The CANCEL box must be checked if the direct deposit should be CANCELLED. When electing to cancel direct deposit, future payments are sent by paper check to the current payment name and address recorded on the provider enrollment file.

 

To change the routing and/or account number, a new Application for Provider Direct Deposit must be completed with the new information. Direct deposit is initiated after a properly completed application form is approved by the Division of Medical Services and the successful processing of a test transaction through the banking system. The provider receives a paper check at the current payment name and address recorded on the provider enrollment file during the test transaction period.

 

PROVIDER SIGNATURE:

If the provider is enrolled as an individual, he/she must sign the form with his/her original wet signature.  Nursing homes, hospitals, independent laboratories and home health agencies must be signed by a person listed on form HCFA-1513 (disclosure of ownership) section III (a).

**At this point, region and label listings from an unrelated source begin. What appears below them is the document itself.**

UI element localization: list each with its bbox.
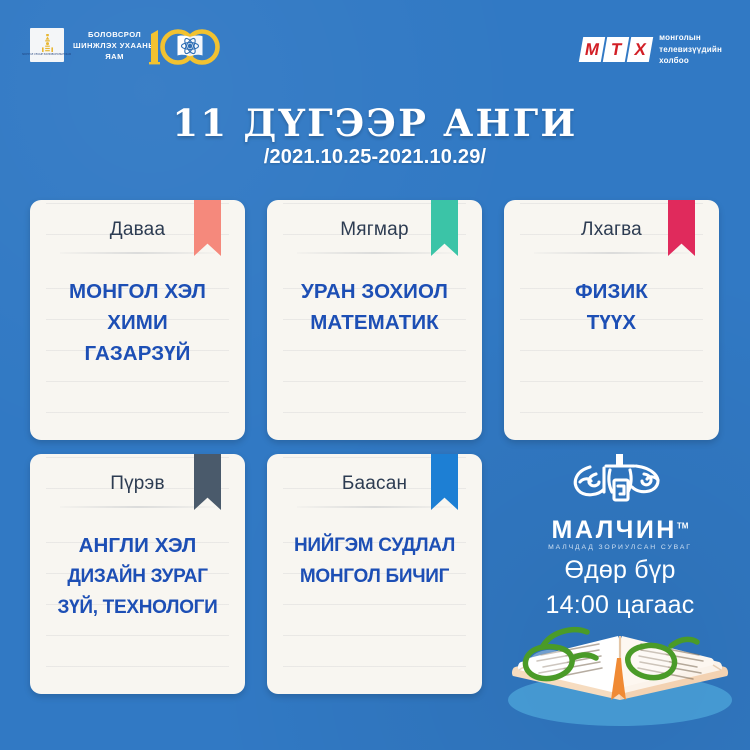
- title-block: 11 ДҮГЭЭР АНГИ /2021.10.25-2021.10.29/: [0, 104, 750, 169]
- subject-item: МОНГОЛ БИЧИГ: [273, 561, 476, 592]
- subject-list: ФИЗИК ТҮҮХ: [504, 276, 719, 338]
- subject-item: ТҮҮХ: [510, 307, 713, 338]
- ministry-name-line1: БОЛОВСРОЛ: [73, 29, 156, 40]
- ministry-crest-caption: МОНГОЛ УЛСЫН БОЛОВСРОЛЫН ЯАМ: [23, 53, 72, 56]
- subject-item: АНГЛИ ХЭЛ: [36, 530, 239, 561]
- ministry-name-line3: ЯАМ: [73, 51, 156, 62]
- subject-item: ФИЗИК: [510, 276, 713, 307]
- ministry-logo: МОНГОЛ УЛСЫН БОЛОВСРОЛЫН ЯАМ БОЛОВСРОЛ Ш…: [30, 28, 156, 62]
- subject-item: ГАЗАРЗҮЙ: [36, 338, 239, 369]
- malchin-brand: МАЛЧИНTM: [552, 516, 689, 545]
- page-title: 11 ДҮГЭЭР АНГИ: [0, 104, 750, 143]
- subject-item: МАТЕМАТИК: [273, 307, 476, 338]
- day-card-purev[interactable]: Пүрэв АНГЛИ ХЭЛ ДИЗАЙН ЗУРАГ ЗҮЙ, ТЕХНОЛ…: [30, 454, 245, 694]
- subject-item: МОНГОЛ ХЭЛ: [36, 276, 239, 307]
- mtx-logo: M T X монголын телевизүүдийн холбоо: [581, 32, 722, 67]
- anniversary-100-icon: [145, 24, 227, 68]
- malchin-emblem-icon: [564, 452, 676, 514]
- day-card-myagmar[interactable]: Мягмар УРАН ЗОХИОЛ МАТЕМАТИК: [267, 200, 482, 440]
- promo-schedule-line1: Өдөр бүр: [500, 555, 740, 586]
- mtx-mark-icon: M T X: [579, 37, 653, 62]
- mtx-letter-x: X: [627, 37, 653, 62]
- malchin-tagline: МАЛЧДАД ЗОРИУЛСАН СУВАГ: [500, 544, 740, 551]
- malchin-brand-text: МАЛЧИН: [552, 516, 677, 544]
- open-book-with-glasses-icon: [495, 608, 745, 740]
- subject-list: УРАН ЗОХИОЛ МАТЕМАТИК: [267, 276, 482, 338]
- ministry-name: БОЛОВСРОЛ ШИНЖЛЭХ УХААНЫ ЯАМ: [73, 29, 156, 62]
- mtx-name-line1: монголын: [659, 32, 722, 44]
- mtx-name-line2: телевизүүдийн: [659, 44, 722, 56]
- subject-item: ХИМИ: [36, 307, 239, 338]
- mtx-name: монголын телевизүүдийн холбоо: [659, 32, 722, 67]
- poster-root: МОНГОЛ УЛСЫН БОЛОВСРОЛЫН ЯАМ БОЛОВСРОЛ Ш…: [0, 0, 750, 750]
- day-name-underline: [60, 506, 215, 508]
- ministry-crest-icon: МОНГОЛ УЛСЫН БОЛОВСРОЛЫН ЯАМ: [30, 28, 64, 62]
- poster-header: МОНГОЛ УЛСЫН БОЛОВСРОЛЫН ЯАМ БОЛОВСРОЛ Ш…: [0, 0, 750, 95]
- mtx-letter-m: M: [579, 37, 605, 62]
- subject-list: АНГЛИ ХЭЛ ДИЗАЙН ЗУРАГ ЗҮЙ, ТЕХНОЛОГИ: [30, 530, 245, 623]
- day-card-lhagva[interactable]: Лхагва ФИЗИК ТҮҮХ: [504, 200, 719, 440]
- date-range: /2021.10.25-2021.10.29/: [0, 146, 750, 169]
- day-name-underline: [534, 252, 689, 254]
- mtx-letter-t: T: [603, 37, 629, 62]
- day-name-underline: [60, 252, 215, 254]
- day-name-underline: [297, 252, 452, 254]
- day-card-baasan[interactable]: Баасан НИЙГЭМ СУДЛАЛ МОНГОЛ БИЧИГ: [267, 454, 482, 694]
- ministry-name-line2: ШИНЖЛЭХ УХААНЫ: [73, 40, 156, 51]
- subject-list: МОНГОЛ ХЭЛ ХИМИ ГАЗАРЗҮЙ: [30, 276, 245, 369]
- day-card-davaa[interactable]: Даваа МОНГОЛ ХЭЛ ХИМИ ГАЗАРЗҮЙ: [30, 200, 245, 440]
- subject-item: ЗҮЙ, ТЕХНОЛОГИ: [36, 592, 239, 623]
- subject-list: НИЙГЭМ СУДЛАЛ МОНГОЛ БИЧИГ: [267, 530, 482, 592]
- soyombo-icon: [40, 34, 55, 53]
- day-name-underline: [297, 506, 452, 508]
- malchin-promo: МАЛЧИНTM МАЛЧДАД ЗОРИУЛСАН СУВАГ Өдөр бү…: [500, 452, 740, 620]
- subject-item: УРАН ЗОХИОЛ: [273, 276, 476, 307]
- subject-item: НИЙГЭМ СУДЛАЛ: [273, 530, 476, 561]
- trademark-icon: TM: [677, 522, 689, 531]
- subject-item: ДИЗАЙН ЗУРАГ: [36, 561, 239, 592]
- mtx-name-line3: холбоо: [659, 55, 722, 67]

If enrolled as a clinic or business (except those listed above) the form must be signed by the person with fiscal responsibility for the same. Clinic applications must be accompanied by the Authorization by Clinic Members form which must contain the name(s) and provider number(s) of all Advanced Practice Nurses, CRNAs, Physicians, and Disease Management providers employed with the clinic.

 

Attach a voided check showing the routing/account numbers, OR if checks are not used attach a CURRENT letter from the provider's bank (cannot be older than 6 months), signed by the president or vice president of the bank, verifying the correct routing/account numbers, type of account, and financial institution. 

 

Direct deposit is initiated after a properly completed application form is approved by the Division of Medical Services and the successful processing of a test transaction through the banking system. The provider receives a paper check at the current payment name and address recorded on the provider enrollment file during the test transaction period.

 

The Division of Medical Services terminates or suspends the direct deposit option for administrative or legal actions including, but not limited to, ownership change, duly executed liens or levies, legal judgments, notice of bankruptcy, administrative sanctions for the purpose of ensuring program compliance, death of a provider and closure or abandonment of an account.

 

If any information completed on this form cannot be verified from the attachments or the form is completed incorrectly, the form(s) are returned without being processed for direct deposit.